Obitus frowned, studying Daedalus's face. "What are you saying? You..."
He watched the suspicion dawn as the man looked at him. "I was the Princeps Worldholder," he admitted softly. He bit his lip. "But the Eternal Radiance found me unworthy." He had thought, once, if he did all that he was asked that the god would do all it had promised. But no right deeds could make up for a flaw of character. There was something deeply, profoundly wrong with him, and the Eternal Radiance found him unacceptable. There was only one thing that he could do now to make it right. "I must ask forgiveness."
For a long time, the man just stared at him. Daedalus watched his face pale and then darken with anger, and still the lifeholder did not speak until at last the man hissed, "You're serious?" He was shaking from head to foot, fists clenched.
Daedalus nodded, dropping his gaze. He deserved the hatred, but it was hard to face.

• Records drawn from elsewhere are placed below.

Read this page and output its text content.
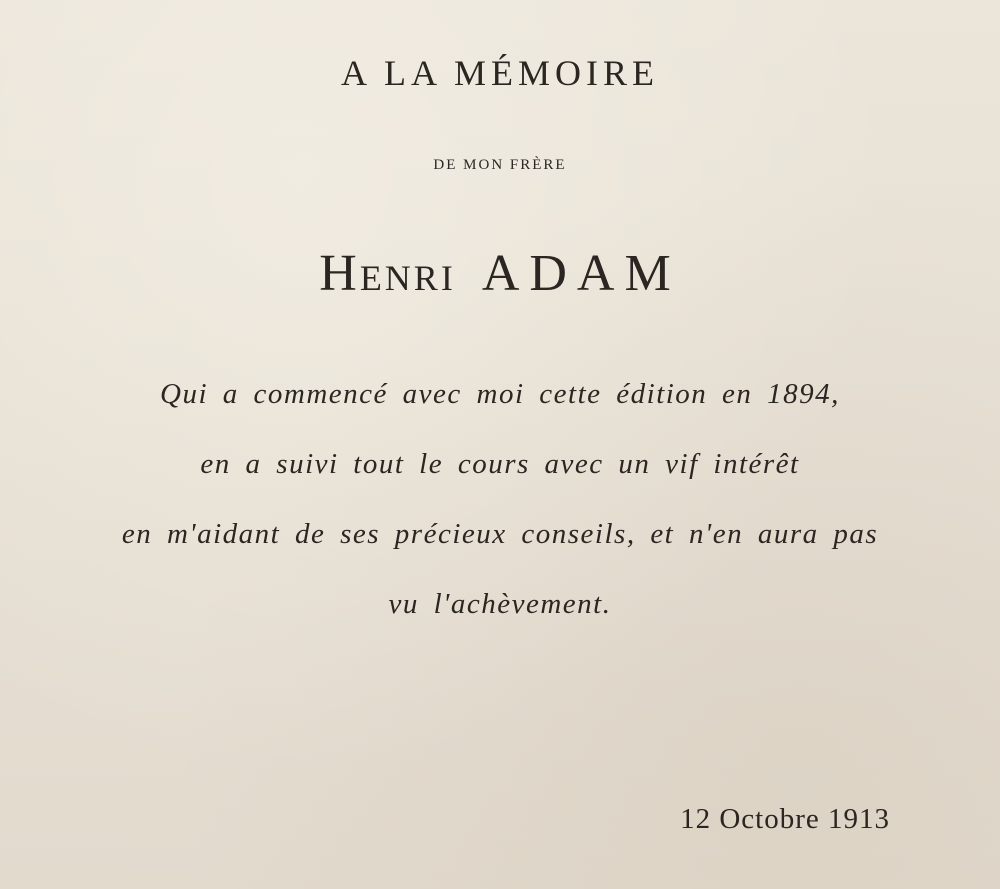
A LA MÉMOIRE
DE MON FRÈRE
Henri ADAM
Qui a commencé avec moi cette édition en 1894,
en a suivi tout le cours avec un vif intérêt
en m'aidant de ses précieux conseils, et n'en aura pas
vu l'achèvement.
12 Octobre 1913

"Out," the man snapped, and reached down, ripping the blanket off him. "Get out!" He grabbed the boy's uninjured arm and yanked him up from the cot. Daedalus barely heard the rest of the words as agony and dizziness filled him and his own voice cried out. "You are not welcome among us. You brought this on us!"
"Please," Daedalus gasped, "I--"
The man shoved something into his chest and the boy found himself clutching his Germinating paenula. "Be glad I do not put you to death here and now for what you did, Bastard." He fumbled at the ties fastening the tent. "You are a curse. Get out!"
As the lifeholder dragged Daedalus out of the tent and toward the ice cave's entrance, a little girl stared after him.
"Where is he going, Aedificanti?" she asked.
"He's leaving," Obitus snarled and shoved Daedalus toward the tunnel leading to the surface and up out of the cave.
Daedalus stumbled along, grasping at icy cave walls for balance. Behind him, he heard the girl's small voice pipe, "But I want him to be my friend."
The man's voice echoed after him. "He is no friend of ours."